Apa yang membuat seseorang percaya, memegang erat lalu berjuang begitu kuat agar mimpi-mimpinya tercapai. Tak ada yang tercipta begitu saja, saya percaya itu. Setiap kita yang sekarang adalah hasil sebuah perjalanan panjang, proses yang tak henti-hentinya menempa dan membentuk orang. Ada saat bahagia, ada saat orang berada di puncak namun ada juga saat dimana orang terpuruk, terjatuh. Tapi diantara semua itu, mungkin ada satu momen kecil dalam puluhan, mungkin ratusan bab dari buku hidup kita yang benar-benar memberi pengaruh, mengubah perspektif, lalu cara kita menjalani hidup selamanya.
Saya mengenal seorang kawan yang punya kisah itu. Saya minta maaf akhirnya menulis kisahnya setelah sekian lama. Kawan itu, seorang dokter, seorang spesialis, tak usah saya sebut namanya. Dia seorang periang yang selalu sukses menularkan kegembiraan saat ia hadir di sekitaran. Saya mengenalnya begitu saja karena urusan penelitian yang mengharuskan saya mengambil data di rumah sakit tempatnya bekerja. Singkat cerita setelahnya kami akrab, sebagai teman, mungkin lebih tepat seperti saudara walaupun interaksi dengannya cuma sesekali saja saat itu.

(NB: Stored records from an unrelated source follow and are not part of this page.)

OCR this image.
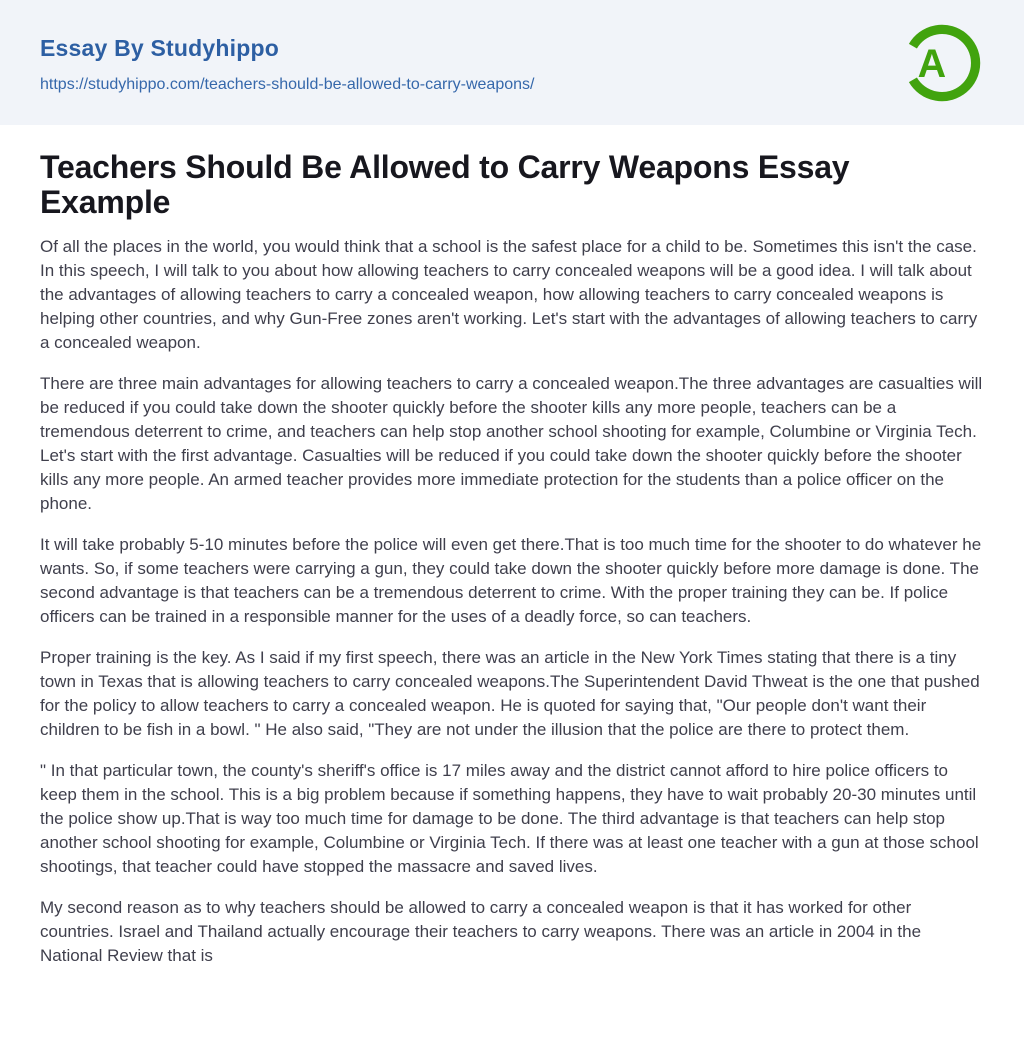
Essay By Studyhippo
https://studyhippo.com/teachers-should-be-allowed-to-carry-weapons/	A
Teachers Should Be Allowed to Carry Weapons Essay Example

Of all the places in the world, you would think that a school is the safest place for a child to be. Sometimes this isn't the case. In this speech, I will talk to you about how allowing teachers to carry concealed weapons will be a good idea. I will talk about the advantages of allowing teachers to carry a concealed weapon, how allowing teachers to carry concealed weapons is helping other countries, and why Gun-Free zones aren't working. Let's start with the advantages of allowing teachers to carry a concealed weapon.

There are three main advantages for allowing teachers to carry a concealed weapon.The three advantages are casualties will be reduced if you could take down the shooter quickly before the shooter kills any more people, teachers can be a tremendous deterrent to crime, and teachers can help stop another school shooting for example, Columbine or Virginia Tech. Let's start with the first advantage. Casualties will be reduced if you could take down the shooter quickly before the shooter kills any more people. An armed teacher provides more immediate protection for the students than a police officer on the phone.

It will take probably 5-10 minutes before the police will even get there.That is too much time for the shooter to do whatever he wants. So, if some teachers were carrying a gun, they could take down the shooter quickly before more damage is done. The second advantage is that teachers can be a tremendous deterrent to crime. With the proper training they can be. If police officers can be trained in a responsible manner for the uses of a deadly force, so can teachers.

Proper training is the key. As I said if my first speech, there was an article in the New York Times stating that there is a tiny town in Texas that is allowing teachers to carry concealed weapons.The Superintendent David Thweat is the one that pushed for the policy to allow teachers to carry a concealed weapon. He is quoted for saying that, "Our people don't want their children to be fish in a bowl. " He also said, "They are not under the illusion that the police are there to protect them.

" In that particular town, the county's sheriff's office is 17 miles away and the district cannot afford to hire police officers to keep them in the school. This is a big problem because if something happens, they have to wait probably 20-30 minutes until the police show up.That is way too much time for damage to be done. The third advantage is that teachers can help stop another school shooting for example, Columbine or Virginia Tech. If there was at least one teacher with a gun at those school shootings, that teacher could have stopped the massacre and saved lives.

My second reason as to why teachers should be allowed to carry a concealed weapon is that it has worked for other countries. Israel and Thailand actually encourage their teachers to carry weapons. There was an article in 2004 in the National Review that is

Kawan ini, seorang yang sangat cerdas menurut saya. Nalar dan logikanya sebagai seorang dokter selalu membuat saya cuma seperti seorang mahasiswa kedokteran tingkat satu saat berbincang dengannya soal ilmu-ilmu kedokteran. Perhatian dan kepekaannya pada para pasiennya sangat luar biasa, akhir pekan ia masih menyempatkan diri mengunjungi pasiennya saat dokter lain mungkin memilih bercengkrama dengan keluarganya. Saya pernah berkelakar, seandainya mungkin bunda Teresa bisa di buatkan replika kayaknya dia pas deh menjadi salah satu kandidat.

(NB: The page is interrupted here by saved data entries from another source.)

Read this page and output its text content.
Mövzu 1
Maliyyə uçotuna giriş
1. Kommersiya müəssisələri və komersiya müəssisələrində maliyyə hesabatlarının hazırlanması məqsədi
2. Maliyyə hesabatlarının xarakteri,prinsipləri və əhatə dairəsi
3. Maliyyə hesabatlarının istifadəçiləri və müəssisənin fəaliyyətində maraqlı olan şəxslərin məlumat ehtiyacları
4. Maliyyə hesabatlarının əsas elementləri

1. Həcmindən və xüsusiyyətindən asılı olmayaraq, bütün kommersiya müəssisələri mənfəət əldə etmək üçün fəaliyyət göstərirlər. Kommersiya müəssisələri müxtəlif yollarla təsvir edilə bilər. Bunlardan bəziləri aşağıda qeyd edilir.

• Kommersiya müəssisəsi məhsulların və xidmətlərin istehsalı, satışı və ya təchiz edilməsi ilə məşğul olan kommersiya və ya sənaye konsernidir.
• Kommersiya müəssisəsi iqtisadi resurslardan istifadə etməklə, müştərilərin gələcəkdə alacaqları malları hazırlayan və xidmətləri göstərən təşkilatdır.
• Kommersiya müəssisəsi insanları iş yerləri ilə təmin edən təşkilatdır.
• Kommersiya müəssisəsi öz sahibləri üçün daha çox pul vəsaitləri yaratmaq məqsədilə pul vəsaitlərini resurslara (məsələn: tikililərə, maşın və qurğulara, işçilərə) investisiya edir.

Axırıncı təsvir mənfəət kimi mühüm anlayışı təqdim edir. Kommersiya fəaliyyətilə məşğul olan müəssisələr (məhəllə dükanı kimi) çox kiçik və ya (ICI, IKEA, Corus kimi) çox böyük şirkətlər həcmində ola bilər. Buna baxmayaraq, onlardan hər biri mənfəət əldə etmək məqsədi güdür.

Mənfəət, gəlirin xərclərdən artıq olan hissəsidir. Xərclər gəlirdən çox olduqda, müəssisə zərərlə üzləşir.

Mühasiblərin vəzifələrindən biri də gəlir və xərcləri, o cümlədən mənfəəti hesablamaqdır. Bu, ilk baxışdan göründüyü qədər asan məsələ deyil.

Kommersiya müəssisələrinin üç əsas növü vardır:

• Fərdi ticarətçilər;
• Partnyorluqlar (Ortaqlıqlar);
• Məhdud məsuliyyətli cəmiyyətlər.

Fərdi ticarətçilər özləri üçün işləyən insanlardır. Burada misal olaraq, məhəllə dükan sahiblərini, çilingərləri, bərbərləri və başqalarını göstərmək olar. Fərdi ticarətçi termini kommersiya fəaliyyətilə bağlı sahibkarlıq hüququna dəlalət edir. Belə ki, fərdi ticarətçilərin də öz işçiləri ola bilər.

Ada satu kebiasaan kawan ini yang selalu membuat saya penasaran sejak awal. Dia selalu membawa wafer coklat semacam “beng-beng” bersamanya. Dalam beberapa kesempatan berjumpa dengannya, saya selalu menemukan benda itu. Tidak selalu untuk dimakan, tapi selalu ada. Suatu ketika saya penasaran lalu bertanya, “Dok, kenapa sih selalu membawa wafer beng-beng itu. Saya sempat berpikir loh kalau dokter ada kelainan?" Hahahaha
Saat itu kawan itu tak menjawab, hingga suatu ketika kami berjumpa lagi dan ngobrol ngalor-ngidul. Lalu dia nyeletuk, “Oh ya kamu pernah nanya kenapa saya bawa beng-beng terus kan?”. Ternyata kawan saya itu masih ingat. Iya kata saya, sampai sekarang saya masih penasaran. Setelah itu dia tersenyum, lalu bercerita.
Sebatang wafer coklat ini, mungkin secara tidak langsung yang membuat saya begitu keras mengejar cita-cita menjadi dokter. Belajar begitu keras, mengurung diri dalam kamar untuk menjadi yang terbaik di sekolah sejak SD hingga SMA. Seperti orang gila. Saya sadar banyak momen musim semi kehidupan yang saya lewatkan dalam hidup saya. Menjadi tidak seperti anak-anak seusia saya saat itu
Ia menarik nafas sejenak lalu lalu melanjutkan, katanya, Wafer coklat ini, selalu mengingatkan darimana saya berasal. Darimana semua hal dalam hidup saya dimulai. Saat saya kecil, saya dengan satu-satunya adek kandung dipelihara oleh ibu saya dalam sebuah kondisi yang sangat terbatas. Walaupun beliau selalu berusaha memenuhi kebutuhan kami. Tapi banyak hal yang tak bisa kami dapatkan seperti anak-anak lainnya.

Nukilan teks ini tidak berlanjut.